Les relations cinématographiques entre la France et la RDA. Entre camaraderie, bureaucratie et exotisme (1946-1992) de Perrine Val
Ce livre explore un sujet peu connu dans l’histoire du cinéma et de l’audiovisuel. Quel cinéphile sait que le seul film réalisé par Gérard Philipe (et Joris Ivens), Les Aventures de Till l’Espiègle (1956), le fut en République démocratique allemande ? Combien d’anciens spectateurs de Bonne Nuit les petits connaissent les origines est-allemandes de ce programme iconique de la télévision française ? Combien d’amateurs de cinéma d’animation connaissent les apports des créateurs de RDA dans ce genre ?
En s’emparant de Berlin et du Brandebourg en avril et mai 1945, les Soviétiques mirent également la main sur les mythiques studios de Babelsberg à Potsdam, lieu propice à l’accueil des tournages. Quatre productions entre la France et la RDA y seront filmées, dont, à la surprise du lecteur, une adaptation des Sorcières de Salem d’Arthur Miller, avec Simone Signoret (Raymond Rouleau, 1957), et une transposition des Misérables avec Jean Gabin (Jean-Paul Le Chanois, 1958). La recherche de vedettes à attirer et de grandes œuvres à adapter, tout en maintenant les scénarios dans la ligne idéologique du régime, habite les artistes et les cadres de la Deutsche Film Aktiengesellschaft (DEFA), le studio officiel est-allemand fondé en 1946 sous le contrôle des autorités soviétiques et des membres du Parti communiste d’Allemagne (KPD). La simple redécouverte de ces projets transnationaux, symbolisant l’amitié culturelle et politique entre la France et un jeune État communiste cherchant à se légitimer par le cinéma, rend novatrice l’étude de Perrine Val, dont le fil rouge demeure la tendance, des deux côtés du Rhin, à la politisation constante des films est-allemands pendant l’existence de la RDA. Les critiques cinématographiques ne peuvent s’empêcher de voir les films est-allemands en se rappelant qu’il s’agit d’œuvres d’un régime communiste, à comparer à tout prix aux longs métrages d’Allemagne de l’Ouest ; et les éloges des productions de la DEFA, provenant souvent de journalistes engagés ou de proches du Parti communiste français, se résument souvent à des louanges partisanes. La politique, voire les oppositions de blocs en temps de guerre froide écrasent tout, malgré des lieux de rencontres comme le Festival du film documentaire de Leipzig ou les semaines du film est-allemand en France.
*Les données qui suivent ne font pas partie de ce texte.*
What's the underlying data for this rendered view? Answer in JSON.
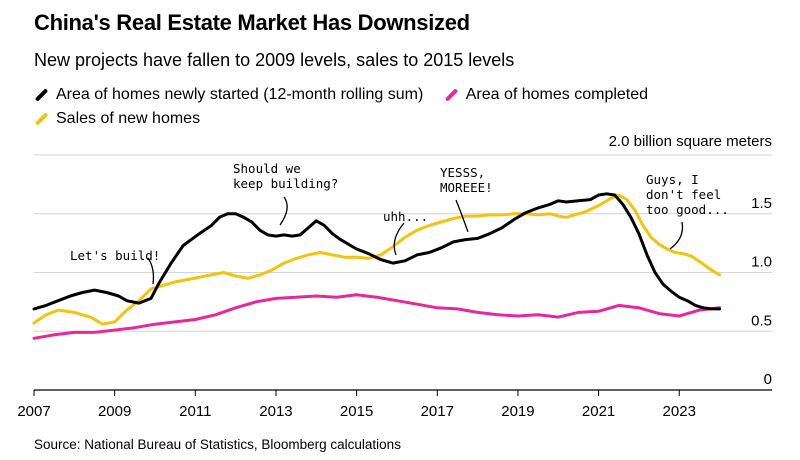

Perrine Val conclut son étude par une analyse des films réalisés par Jean-Luc Godard, Chris Marker et Marcel Ophüls peu après la chute du mur de Berlin. Ces œuvres signent pour elle la continuité de cet exotisme que les spectateurs, les spécialistes et les créateurs français n’auraient pas pu s’empêcher d’éprouver devant les images créées en RDA pendant plus de quarante ans. La recherche d’une autre Allemagne, d’un contre-modèle au capitalisme, interdirait de voir dans les productions de la DEFA des films comme les autres, parfois bons, parfois trop idéologiques. Le choix de cette considération artistique, de ce respect a priori, sans oublier la critique quand il le faut, pour le cinéma est-allemand, distingue cet ouvrage.